No star tripper despite her Desperately Seeking Susan smash, Rosanna Arquette, 25, keeps to a modest Hollywood Hills home with a wood stove and took a mere $400,000 for her next film, 8 Million Ways To Die.
Rock pioneer Bo Diddley, 57, signed away the rights to many of his songs back in the 1950s. Now he performs for as little as $2,500 an appearance and can't afford to keep his own backup band.
England's Alfred the Great died in 899, leaving 10 royal estates, farmland and silver, worth about $270 million in today's prices. It was a peasant's legacy compared with the present occupant of the throne. Queen Elizabeth II, 59, has a government allowance of $5.1 million this year, but her personal worth probably exceeds $2.5 billion—right-o, with a "B." From that she reportedly gets $987,000 in interest—per day.
After 12 years, Chris Evert Lloyd, 31, proved she was still a deuce of a competitor. Her $972,782 in 1985 prize money was second only on the women's tour to 29-year-old Martina Navratilova's take of $1.3 million.

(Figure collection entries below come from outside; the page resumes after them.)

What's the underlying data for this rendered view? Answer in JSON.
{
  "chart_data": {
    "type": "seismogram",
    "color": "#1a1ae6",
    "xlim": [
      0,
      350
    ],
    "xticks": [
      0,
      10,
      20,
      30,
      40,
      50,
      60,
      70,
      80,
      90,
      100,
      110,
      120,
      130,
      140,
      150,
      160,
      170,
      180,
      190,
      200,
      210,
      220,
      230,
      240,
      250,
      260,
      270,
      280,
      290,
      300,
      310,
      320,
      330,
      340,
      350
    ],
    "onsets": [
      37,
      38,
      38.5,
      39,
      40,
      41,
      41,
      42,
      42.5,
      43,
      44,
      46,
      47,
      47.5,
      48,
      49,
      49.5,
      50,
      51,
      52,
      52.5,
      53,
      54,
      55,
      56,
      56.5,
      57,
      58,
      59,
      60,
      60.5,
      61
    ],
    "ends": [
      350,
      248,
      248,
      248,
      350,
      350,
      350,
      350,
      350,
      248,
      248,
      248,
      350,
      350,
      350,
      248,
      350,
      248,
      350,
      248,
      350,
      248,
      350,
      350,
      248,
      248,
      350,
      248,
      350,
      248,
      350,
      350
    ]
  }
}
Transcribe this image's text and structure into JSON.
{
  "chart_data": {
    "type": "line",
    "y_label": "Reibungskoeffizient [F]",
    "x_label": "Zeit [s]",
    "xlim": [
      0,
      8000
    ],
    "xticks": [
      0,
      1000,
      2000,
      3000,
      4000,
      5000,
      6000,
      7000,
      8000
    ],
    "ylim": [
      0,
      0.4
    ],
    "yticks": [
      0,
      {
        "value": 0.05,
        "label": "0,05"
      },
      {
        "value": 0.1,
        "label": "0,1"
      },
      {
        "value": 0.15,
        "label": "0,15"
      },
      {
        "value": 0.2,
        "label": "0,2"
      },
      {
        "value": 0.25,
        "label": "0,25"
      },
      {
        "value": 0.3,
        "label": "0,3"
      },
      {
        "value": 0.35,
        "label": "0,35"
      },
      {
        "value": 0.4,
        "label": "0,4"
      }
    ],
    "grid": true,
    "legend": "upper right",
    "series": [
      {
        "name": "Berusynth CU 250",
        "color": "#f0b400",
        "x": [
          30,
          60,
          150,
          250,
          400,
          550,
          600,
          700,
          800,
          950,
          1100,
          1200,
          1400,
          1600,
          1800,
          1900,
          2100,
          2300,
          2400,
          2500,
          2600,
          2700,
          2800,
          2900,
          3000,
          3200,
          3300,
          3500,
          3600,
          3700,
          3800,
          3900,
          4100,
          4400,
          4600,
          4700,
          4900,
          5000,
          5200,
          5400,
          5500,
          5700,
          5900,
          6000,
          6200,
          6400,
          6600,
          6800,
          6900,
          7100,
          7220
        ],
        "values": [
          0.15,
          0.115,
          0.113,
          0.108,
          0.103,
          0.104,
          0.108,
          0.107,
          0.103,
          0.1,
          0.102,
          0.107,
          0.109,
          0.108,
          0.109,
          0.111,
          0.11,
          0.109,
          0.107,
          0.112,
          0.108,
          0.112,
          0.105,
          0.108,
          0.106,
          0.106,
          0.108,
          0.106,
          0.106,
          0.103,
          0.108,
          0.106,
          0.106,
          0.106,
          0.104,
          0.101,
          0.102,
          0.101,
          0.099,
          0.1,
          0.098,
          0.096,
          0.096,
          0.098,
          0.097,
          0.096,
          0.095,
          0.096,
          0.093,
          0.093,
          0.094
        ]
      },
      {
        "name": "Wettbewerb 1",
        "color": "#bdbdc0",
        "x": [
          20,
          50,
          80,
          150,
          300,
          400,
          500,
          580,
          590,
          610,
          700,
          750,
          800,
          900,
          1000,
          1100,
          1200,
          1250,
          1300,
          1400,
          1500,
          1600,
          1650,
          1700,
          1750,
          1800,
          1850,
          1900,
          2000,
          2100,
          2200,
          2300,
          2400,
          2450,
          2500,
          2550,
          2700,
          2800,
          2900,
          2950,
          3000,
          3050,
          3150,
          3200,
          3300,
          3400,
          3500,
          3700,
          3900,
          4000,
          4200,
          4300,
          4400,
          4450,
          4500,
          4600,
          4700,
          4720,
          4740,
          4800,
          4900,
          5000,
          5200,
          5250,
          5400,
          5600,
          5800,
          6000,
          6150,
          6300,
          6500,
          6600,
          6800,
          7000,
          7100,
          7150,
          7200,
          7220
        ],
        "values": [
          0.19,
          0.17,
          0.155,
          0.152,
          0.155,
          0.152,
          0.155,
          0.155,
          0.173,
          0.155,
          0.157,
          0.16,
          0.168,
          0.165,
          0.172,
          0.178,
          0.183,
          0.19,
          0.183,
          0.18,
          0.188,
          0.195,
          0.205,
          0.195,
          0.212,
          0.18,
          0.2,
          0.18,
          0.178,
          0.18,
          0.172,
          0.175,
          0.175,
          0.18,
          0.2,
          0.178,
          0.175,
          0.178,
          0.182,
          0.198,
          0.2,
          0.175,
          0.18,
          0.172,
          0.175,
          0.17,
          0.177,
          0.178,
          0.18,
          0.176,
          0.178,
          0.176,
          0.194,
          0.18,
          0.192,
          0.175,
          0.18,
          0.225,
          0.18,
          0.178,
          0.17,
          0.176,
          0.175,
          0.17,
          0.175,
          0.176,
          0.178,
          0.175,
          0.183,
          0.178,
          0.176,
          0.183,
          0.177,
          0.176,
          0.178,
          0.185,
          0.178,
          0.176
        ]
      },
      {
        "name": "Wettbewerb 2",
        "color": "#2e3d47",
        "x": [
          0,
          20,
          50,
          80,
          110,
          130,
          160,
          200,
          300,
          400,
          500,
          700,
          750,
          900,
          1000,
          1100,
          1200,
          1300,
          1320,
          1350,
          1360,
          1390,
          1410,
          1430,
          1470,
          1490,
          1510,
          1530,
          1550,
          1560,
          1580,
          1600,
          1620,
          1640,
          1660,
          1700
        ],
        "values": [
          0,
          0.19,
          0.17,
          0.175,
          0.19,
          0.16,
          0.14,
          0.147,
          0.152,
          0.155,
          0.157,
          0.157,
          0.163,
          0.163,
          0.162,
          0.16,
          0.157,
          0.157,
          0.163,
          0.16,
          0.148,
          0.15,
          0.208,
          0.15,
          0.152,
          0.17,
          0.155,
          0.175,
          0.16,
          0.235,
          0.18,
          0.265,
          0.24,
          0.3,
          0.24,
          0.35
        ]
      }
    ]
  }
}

Famine fighter Bob Geldof, 32, helped raise $92 million for Africa with the Live Aid concert and the Band Aid recording, Do They Know It's Christmas? But his fund-raising duties kept him off the rock 'n' roll concert circuit last year and reduced his own earnings to zero.
Even though it paid for her almost $2 million home in Connecticut, 34-year-old Meryl Streep's $3 million for Out of Africa makes her seem out of step. Co-star Robert Redford, 48, waltzed off with $6 million.